May 2025
National data inventories: A trial database to kickstart the process
Few African countries maintain comprehensive inventories of their data infrastructures. Uganda’s Portfolio of Government System Services is a rare example. Inventories such as this should be an essential element in governments’ efforts to prioritise digital transformation and to manage the often disruptive and duplicative interventions of donors and international organisations. Contrary to current dogma, all public information systems should be considered digital public infrastructure, and in a world of dwindling finances, the rationalisation of these resources cannot take place without reliable intelligence.
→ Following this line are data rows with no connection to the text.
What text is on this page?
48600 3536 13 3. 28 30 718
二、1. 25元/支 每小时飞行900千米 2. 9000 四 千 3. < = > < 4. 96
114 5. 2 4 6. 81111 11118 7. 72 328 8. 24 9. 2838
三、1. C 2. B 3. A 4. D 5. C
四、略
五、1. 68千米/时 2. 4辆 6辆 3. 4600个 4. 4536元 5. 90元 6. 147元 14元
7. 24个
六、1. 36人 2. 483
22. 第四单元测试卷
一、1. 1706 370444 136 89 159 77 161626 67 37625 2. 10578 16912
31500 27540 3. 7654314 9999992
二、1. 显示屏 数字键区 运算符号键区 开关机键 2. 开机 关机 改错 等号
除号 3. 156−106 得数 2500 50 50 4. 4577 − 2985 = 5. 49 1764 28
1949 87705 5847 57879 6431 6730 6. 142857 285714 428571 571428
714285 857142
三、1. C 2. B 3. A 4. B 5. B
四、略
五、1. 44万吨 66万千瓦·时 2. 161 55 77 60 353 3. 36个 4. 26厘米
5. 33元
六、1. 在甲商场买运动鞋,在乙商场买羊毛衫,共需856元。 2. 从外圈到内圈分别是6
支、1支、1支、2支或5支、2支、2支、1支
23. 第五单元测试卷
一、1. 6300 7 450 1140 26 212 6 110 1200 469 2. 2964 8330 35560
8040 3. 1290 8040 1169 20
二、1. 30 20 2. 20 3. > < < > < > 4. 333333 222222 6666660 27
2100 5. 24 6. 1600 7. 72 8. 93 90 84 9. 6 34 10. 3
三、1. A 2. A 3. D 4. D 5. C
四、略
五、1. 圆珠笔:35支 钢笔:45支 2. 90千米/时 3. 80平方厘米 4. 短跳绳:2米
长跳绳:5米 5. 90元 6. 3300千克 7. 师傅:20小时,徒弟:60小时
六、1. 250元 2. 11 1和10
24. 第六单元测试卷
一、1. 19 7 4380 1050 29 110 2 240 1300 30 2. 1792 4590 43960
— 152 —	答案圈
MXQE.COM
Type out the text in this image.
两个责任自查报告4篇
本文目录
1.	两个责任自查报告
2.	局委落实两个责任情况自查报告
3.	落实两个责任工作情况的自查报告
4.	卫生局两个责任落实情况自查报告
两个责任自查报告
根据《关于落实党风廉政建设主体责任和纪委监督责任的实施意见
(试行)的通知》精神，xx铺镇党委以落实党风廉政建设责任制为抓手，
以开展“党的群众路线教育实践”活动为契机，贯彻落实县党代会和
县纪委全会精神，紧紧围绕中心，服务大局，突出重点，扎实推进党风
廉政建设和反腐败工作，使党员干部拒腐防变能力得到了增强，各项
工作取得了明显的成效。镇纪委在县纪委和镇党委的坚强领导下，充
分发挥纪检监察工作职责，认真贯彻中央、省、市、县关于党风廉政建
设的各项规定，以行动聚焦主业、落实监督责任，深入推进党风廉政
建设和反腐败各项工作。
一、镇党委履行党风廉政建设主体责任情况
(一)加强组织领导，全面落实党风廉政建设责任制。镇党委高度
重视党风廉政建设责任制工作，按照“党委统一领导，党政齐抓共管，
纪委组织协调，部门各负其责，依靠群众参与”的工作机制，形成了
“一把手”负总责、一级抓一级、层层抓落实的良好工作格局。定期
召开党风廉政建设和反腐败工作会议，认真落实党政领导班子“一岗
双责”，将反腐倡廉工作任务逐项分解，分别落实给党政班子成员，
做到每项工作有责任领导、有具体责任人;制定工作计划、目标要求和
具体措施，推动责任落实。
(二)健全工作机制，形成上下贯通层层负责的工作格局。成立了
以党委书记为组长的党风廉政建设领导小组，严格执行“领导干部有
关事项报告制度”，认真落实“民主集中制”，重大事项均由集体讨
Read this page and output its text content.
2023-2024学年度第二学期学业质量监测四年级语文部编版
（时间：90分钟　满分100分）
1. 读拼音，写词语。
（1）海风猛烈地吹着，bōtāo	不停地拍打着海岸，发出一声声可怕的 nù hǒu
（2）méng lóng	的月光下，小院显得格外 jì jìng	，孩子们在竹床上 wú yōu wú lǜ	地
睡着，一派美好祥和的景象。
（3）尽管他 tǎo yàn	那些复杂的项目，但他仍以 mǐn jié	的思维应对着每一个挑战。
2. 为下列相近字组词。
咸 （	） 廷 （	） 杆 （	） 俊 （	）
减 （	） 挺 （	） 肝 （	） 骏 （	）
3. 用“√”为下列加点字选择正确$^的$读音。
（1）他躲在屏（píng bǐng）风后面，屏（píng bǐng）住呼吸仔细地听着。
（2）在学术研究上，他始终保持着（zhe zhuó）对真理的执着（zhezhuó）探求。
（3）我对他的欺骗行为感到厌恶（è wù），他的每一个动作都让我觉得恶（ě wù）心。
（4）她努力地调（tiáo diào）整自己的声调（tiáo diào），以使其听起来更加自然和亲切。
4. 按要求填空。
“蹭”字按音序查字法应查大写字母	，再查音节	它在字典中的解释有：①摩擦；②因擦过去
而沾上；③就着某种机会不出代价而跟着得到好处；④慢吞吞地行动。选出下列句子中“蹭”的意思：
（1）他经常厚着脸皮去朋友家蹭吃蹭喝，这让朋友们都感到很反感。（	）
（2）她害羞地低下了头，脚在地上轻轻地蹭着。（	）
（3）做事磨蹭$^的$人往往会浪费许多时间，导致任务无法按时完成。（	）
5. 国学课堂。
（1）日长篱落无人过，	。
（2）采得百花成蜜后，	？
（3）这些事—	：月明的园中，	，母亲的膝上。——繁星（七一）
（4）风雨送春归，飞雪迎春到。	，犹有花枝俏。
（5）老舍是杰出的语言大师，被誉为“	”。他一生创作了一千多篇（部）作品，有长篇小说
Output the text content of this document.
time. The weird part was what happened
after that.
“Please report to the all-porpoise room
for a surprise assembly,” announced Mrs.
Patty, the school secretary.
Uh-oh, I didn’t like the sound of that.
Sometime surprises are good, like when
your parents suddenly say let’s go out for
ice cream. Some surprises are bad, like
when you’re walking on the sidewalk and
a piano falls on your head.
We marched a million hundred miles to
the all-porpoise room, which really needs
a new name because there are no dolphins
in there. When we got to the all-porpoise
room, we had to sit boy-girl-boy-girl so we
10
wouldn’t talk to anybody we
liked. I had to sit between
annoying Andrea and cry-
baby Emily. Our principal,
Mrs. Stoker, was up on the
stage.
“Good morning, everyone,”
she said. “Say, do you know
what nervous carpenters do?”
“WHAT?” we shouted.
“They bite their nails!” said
I’ve had an interest in monitoring the development of information systems in Africa for fifteen years. It started with a website where I copied and pasted news articles garnered from RSS feeds and progressed into a methodology to asses development data which led to a number of consultancies producing national data landscape diagnostics.
Building national inventories should be a relatively straight forward exercise for governments to perform and maintain. But given current inertia is there a way of kickstarting this process from outside of government? While most systems remain off line and are therefore not directly discoverable, the amount of online content describing or referencing systems is growing. A job for a large language model?
In most comparisons of LLMs Perplexity emerges as the most suited to research and information retrieval. So, armed with a subscription to Perplexity Pro I decided to see give it a test drive. A summary of my methodology can be found below.
The current (first) version of the resulting database can be found here. It contains 5,315 records of systems across 53 countries, 21 sectors and 122 subsectors.
Is this a credible and authoritative dataset?
Clearly not. It contains many ‘hallucinations’ and system modules treated as main systems, and cross-cutting systems duplicated across sectors.
But is it useful?
In my opinion, definitely yes.
It provides a starting point for building national and sectoral inventories.
It can provide a stimulus for governments to take ownership of this process.
It shows the growing potential of harvesting data from the internet.
The biggest challenge in employing LLMs is learning how to provide accurate and unambiguous questions. Perplexity appears to be very responsive in correcting errors when they are exposed.
It very clearly demonstrates that there is more to digital transformation than identity, payments and data exchange.